Cardiovascular magnetic resonance of the charcoal heart
© Rathi et al; licensee BioMed Central Ltd. 2008
Received: 09 May 2008
Accepted: 09 July 2008
Published: 09 July 2008
We report a case of malignant melanoma metastasis to the heart presenting as complete heart block. The highlight of the case is to demonstrate that silent cardiac metastasis is not uncommon and CMR has the potential to characterize these cardiac metastases and should be used routinely as a screening tool for those cancers with a high chance of cardiac involvement.
Metastasis to cardiac structures is rare. The common tumors that metastasize to the heart are breast cancer (direct extension), malignant melanoma (hematogenous), lung carcinoma (venous extension, direct invasion) and hypernephroma (venous extension) [1, 2]. Cardiac metastasis of malignant melanoma bears poor prognosis, especially as it may not produce any symptoms due to the indolent nature of the metastasis. We present a case of malignant melanoma metastasis to the heart, incidentally diagnosed due to bradycardia and complete heart block detected on a routine evaluation.
Among all the malignancies metastasizing to the heart, malignant melanoma has the highest incidence (40% to 60% chance of cardiac metastasis in some series) [1–3]. The diagnosis of cardiac metastatic melanoma is usually incidental on antemortem diagnostic studies. The cardiac involvement of the metastasis is usually limited to the myocardium and pericardium; however, valvular and endocardial metastasis may be seen primarily in the right heart. There have been few case reports of conduction system involvement primarily by septal invasion of the tumor, but none describing the CMR characteristics of the extensive myocardial metastasis .
The gated CMR of the heart can characterize cardiac tumors into benign vs. malignant based on the signal characteristics of the T1-weighted; T2-weighted and post-gadolinium contrast enhancement of the myocardial masses . Also, the cine sequences provide information about the chamber and valvular function in these cases. The T1 signal characteristics of malignant melanoma metastasis are dependent on the degree of melanin present in the tumor . Most metastasis will be hyperintense on T1-weighted images due to high melanin content, which shortens the T1 relaxation time. The T2-weighted images are less influenced by melanin and are generally hyperintense due to increased proton density or water content of the tumor (Fig. 4B).
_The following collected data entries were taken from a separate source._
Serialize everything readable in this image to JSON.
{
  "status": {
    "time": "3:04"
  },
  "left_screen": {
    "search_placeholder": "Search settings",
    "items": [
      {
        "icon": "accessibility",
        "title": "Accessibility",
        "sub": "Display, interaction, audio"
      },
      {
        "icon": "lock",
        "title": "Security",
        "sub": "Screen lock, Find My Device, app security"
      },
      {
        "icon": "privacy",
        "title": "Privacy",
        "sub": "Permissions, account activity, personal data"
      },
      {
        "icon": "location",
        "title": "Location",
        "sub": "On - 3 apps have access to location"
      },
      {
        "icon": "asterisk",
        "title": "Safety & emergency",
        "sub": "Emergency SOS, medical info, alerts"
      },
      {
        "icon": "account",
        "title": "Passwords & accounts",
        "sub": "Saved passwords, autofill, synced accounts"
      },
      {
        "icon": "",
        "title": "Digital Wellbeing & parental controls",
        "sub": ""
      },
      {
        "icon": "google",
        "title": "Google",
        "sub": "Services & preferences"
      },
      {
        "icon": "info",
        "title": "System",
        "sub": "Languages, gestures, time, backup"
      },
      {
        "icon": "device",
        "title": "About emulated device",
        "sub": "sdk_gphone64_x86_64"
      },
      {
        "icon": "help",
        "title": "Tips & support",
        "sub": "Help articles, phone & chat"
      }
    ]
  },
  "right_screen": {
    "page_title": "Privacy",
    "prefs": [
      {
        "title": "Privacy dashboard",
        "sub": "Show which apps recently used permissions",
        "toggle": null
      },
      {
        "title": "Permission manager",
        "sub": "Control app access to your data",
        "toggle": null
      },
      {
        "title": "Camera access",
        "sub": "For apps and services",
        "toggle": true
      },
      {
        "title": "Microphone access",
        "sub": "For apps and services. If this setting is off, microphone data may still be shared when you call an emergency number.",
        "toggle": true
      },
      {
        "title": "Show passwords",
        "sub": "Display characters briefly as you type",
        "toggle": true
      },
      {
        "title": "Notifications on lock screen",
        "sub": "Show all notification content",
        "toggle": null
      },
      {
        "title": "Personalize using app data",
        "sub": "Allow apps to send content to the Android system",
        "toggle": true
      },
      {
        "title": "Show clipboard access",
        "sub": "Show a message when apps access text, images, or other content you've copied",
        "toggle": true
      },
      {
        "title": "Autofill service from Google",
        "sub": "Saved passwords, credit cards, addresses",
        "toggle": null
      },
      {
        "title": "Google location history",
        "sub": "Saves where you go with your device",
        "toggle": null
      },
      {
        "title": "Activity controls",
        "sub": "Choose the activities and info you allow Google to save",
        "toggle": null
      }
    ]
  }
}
The post-gadolinium images demonstrate enhancement due to increased vascularity and interstitial space between the disorganized anaplastic cells. There have been autopsy reports showing myocardial tissue replaced by extensive metastatic malignant melanoma nodular deposits appearing as pigmented epicardial melanotic (black) implants viewed on the surface of the heart by the naked eye, hence the name charcoal heart . In our case, despite extensive myocardial replacement, the left ventricular systolic function was preserved. This intriguing finding was also reported by Waller BF et al .
This case highlights the importance of surveillance and high suspicion of metastatic disease to the heart despite no cardiovascular clinical signs or symptoms. This case also underscores the importance of advanced diagnostic techniques such as CMR which can localize and characterize the metastasis. Most importantly, the CMR findings mimic the autopsy specimen of a similar case described by Waller BF et al, suggesting high pathological correlation. The cardiac presentation is often late and by that time the prognosis is ominous. Therefore a high suspicion of cardiac metastasis should be present and early referral and sequential follow-up with CMR should be encouraged.
Our patient underwent treatment with the investigational drug YM 155 in the past and more recently was on IL-2. She was started on prednisone and was receiving radiation treatment for intracranial metastasis. Due to her poor prognosis, a decision was reached between the treating physician and the patient to refrain from pacemaker treatment of complete heart block. She continued to be in intermittent complete heart block without cardiac symptoms when she was discharged from the hospital.
Written informed consent was obtained from the patient for publication of this Case report and accompanying photographs and images. A copy of the written consent is available for review by the Editor-in-Chief of this journal.